Jazz Festival marks 40 years
Wednesday, February 26, 2014 2:00 AM
News
Pittsburg, KS
For 40 years, the Pittsburg State University Jazz Festival has celebrated the music widely considered the only original American art form. The event, scheduled this year on Friday, March 7, has evolved into what organizers believe to be the biggest one-day jazz festival in the Midwest.
“Dr. Russell Jones began the festival in 1974,” said Bob Kehle, a member of the faculty in PSU’s Department of Music and director of the festival. “It has grown from about 14 bands in the beginning to its current size of more than 60 groups.”
Kehle said that at its core, the festival exists to allow young musicians to share their love of jazz through performance, to learn from talented music educators and to experience jazz in a concert setting.
“The festival has brought in such jazz educators and groups as Louis Bellson, Maynard Ferguson and His Big Bop Nouveau, The U.S. Air Force Airmen of Note, the Count Basie Band, the Roy Hargrove Quartet, Jon Faddis with the Chicago Jazz Orchestra, the Vanguard Jazz Orchestra, and the Steve Turre Quartet,” Kehle said. “It is rare for students growing up in the middle of the U.S. to have an opportunity to hear and learn from some of these legendary jazz figures.”

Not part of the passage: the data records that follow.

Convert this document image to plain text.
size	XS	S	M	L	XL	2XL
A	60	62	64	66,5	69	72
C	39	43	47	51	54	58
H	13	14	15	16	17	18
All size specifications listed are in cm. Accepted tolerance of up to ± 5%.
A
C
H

Kehle said the festival’s growth has made it necessary to spread the daytime performance venues to four sites. This year, students will perform at the Sharon Kay Dean Recital Hall and the Overman Student Center on campus and both upstairs and downstairs at Pittsburg’s Memorial Auditorium. Despite the growth, Kehle said, the festival has maintained its strong educational goal of assisting jazz educators and students.
This year, the PSU Jazz Festival will draw 66 bands from schools in Kansas, Missouri and Oklahoma. The participants include large schools from Kansas City, Springfield, Tulsa and Wichita as well as bands from smaller districts close to home.
Beginning at 8 a.m. and continuing throughout the day, the bands will perform for a group of experienced educators and performers. Kehle said the clinicians will work with the groups at the end of their performance and will give a rating, but no winners are chosen.
“We do not pick winners as this is geared more as an educational event,” Kehle said.
The festival concludes with the Jazz Festival Concert at 7:30 p.m. in Memorial Auditorium. PSU’s Jazz Ensemble I will open the concert and will feature Russell Jones, the founder of the festival and chairman of the PSU Department of Music, who is going on phased retirement at the end of this academic year.
Bob Mintzer and his Grammy Award winning LA Big Band will follow the PSU Jazz Ensemble.
A respected educator, saxophonist Mintzer is a 20-year member of the Grammy-Award-winning Yellowjackets and is the recipient of the Buzz McCoy endowed chair of jazz studies at the University of Southern California in Los Angeles. Based in L.A., Mintzer continues to conduct clinics and workshops worldwide. He has also written nearly 20 books, which have become an important part of the curriculum of Jazz education around the globe.
Mintzer writes for orchestra, concert band and big band, with more than 200 charts to his credit. His big band music is performed by groups all over the planet. As an instrumentalist, Mintzer has recorded some 30 solo projects. He received four Grammy nominations and a Grammy Award for best large jazz ensemble recording in 2001 for “Homage to Count Basie” on the DMP label.
In addition to performing that evening, Mintzer will conduct a master class for students at the festival.
Daytime performances are free and open to the public. Tickets are required for the evening concert and are $15. Tickets are available at the PSU Ticket Office, 1701 S. Homer, 620-235-4796, www.pittstate.edu/tickets, or at the door the evening of the performance, if available.